BG scoop secures Shell’s deepwater, LNG status: Wood Mackenzie
EDINBURGH -- "First mover advantage secures Shell industry leading positions in deepwater oil and LNG," says Tom Ellacott, V.P. of corporate analysis for Wood Mackenzie, reacting to the Shell BG deal.
The deal values BG's equity at $70 billion, plus net debt of $12 billion and completion is expected in early 2016. According to Wood Mackenzie, Shell has made a compelling first move on the M&A market, using its financial strength to take advantage of the slump in oil prices.
Here are four key takeaways from the merger as identified by Wood Mackenzie:
1. It’s about deepwater oil: A real prize for Shell is the oil in deepwater Brazil. 60% of BG’s production in 2015 is gas, but the proportion will decline over the next 10 years to 50% as the giant Brazil pre-salt fields come onstream.

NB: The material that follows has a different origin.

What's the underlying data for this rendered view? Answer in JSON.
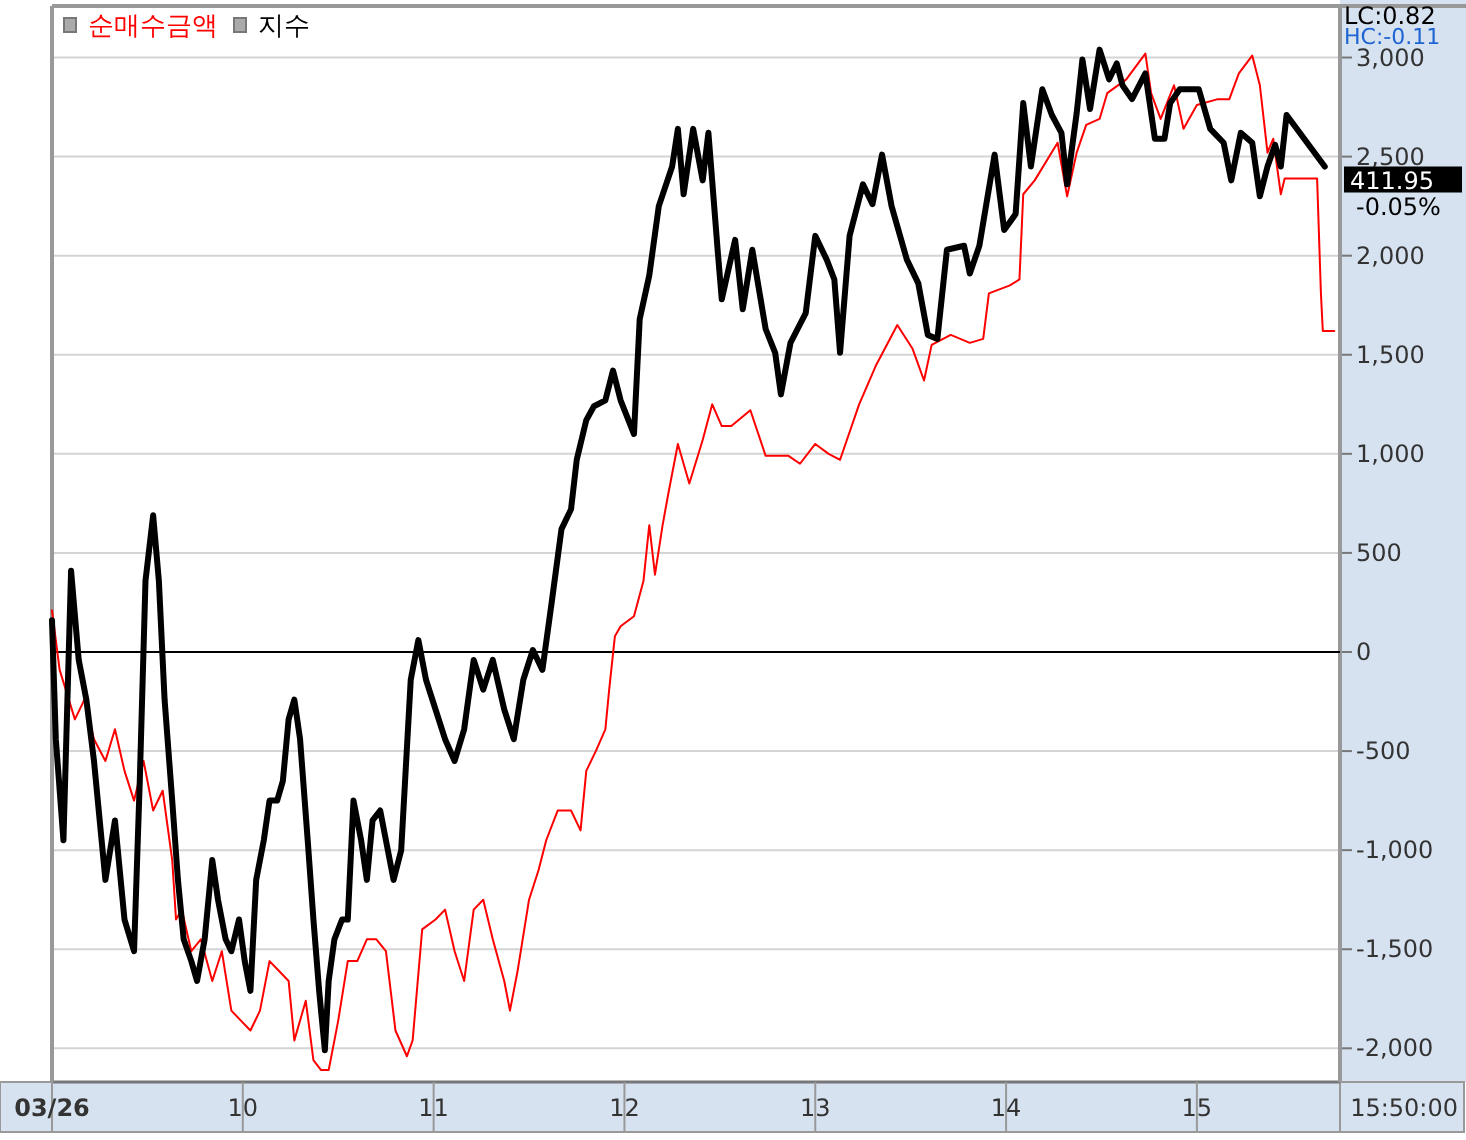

By 2025, Brazil will be delivering 550,000 bopd—13% of BG/Shell’s total production, the biggest single country position in the combined portfolio.
2. An LNG behemoth emerges: The deal combines the two largest IOC LNG players to create an industry giant. By 2018, the combined entity will control sales of 44 MMtpa of LNG, making it the largest LNG seller in the world. Shell will have unrivalled flexibility and exposure to virtually every major LNG supply source and market globally, which means significant scope for portfolio optimization. The move re-energizes Shell's LNG development pipeline, adding a leading U.S. position, entry to East Africa, and new options to expand an already giant presence in Australia and Canada.
3. Unlocking the hidden value: The sum of the parts is often bigger than the whole in a merger of two, high quality diverse portfolios—especially buying at the low point of the cycle. Shell has said it will sell $30 billion of assets between 2016 and 2018. Wood Mackenzie sees scope for significant value creation, once the asset market picks up, in trading out of country positions or assets that no longer fit.
4. Floodgates open? Most of the big players—IOCs and NOCs—are weighing up opportunistic acquisitions, but few have the means or appetite for deals anywhere near this scale. Most of the Majors are hamstrung by near-term financial stretch, and Asian NOCs are contending with growing political scrutiny of M&A strategy, past and future. According to Wood Mackenzie, Exxon Mobil stands out as the most likely candidate to pull the trigger on the next big deal. Companies that are unloved by the market but big in strategic resource themes—U.S. tight oil, East Africa LNG, deepwater or frontier exploration—will be the focus of their attention. But don't expect a wave of late 90s style consolidation.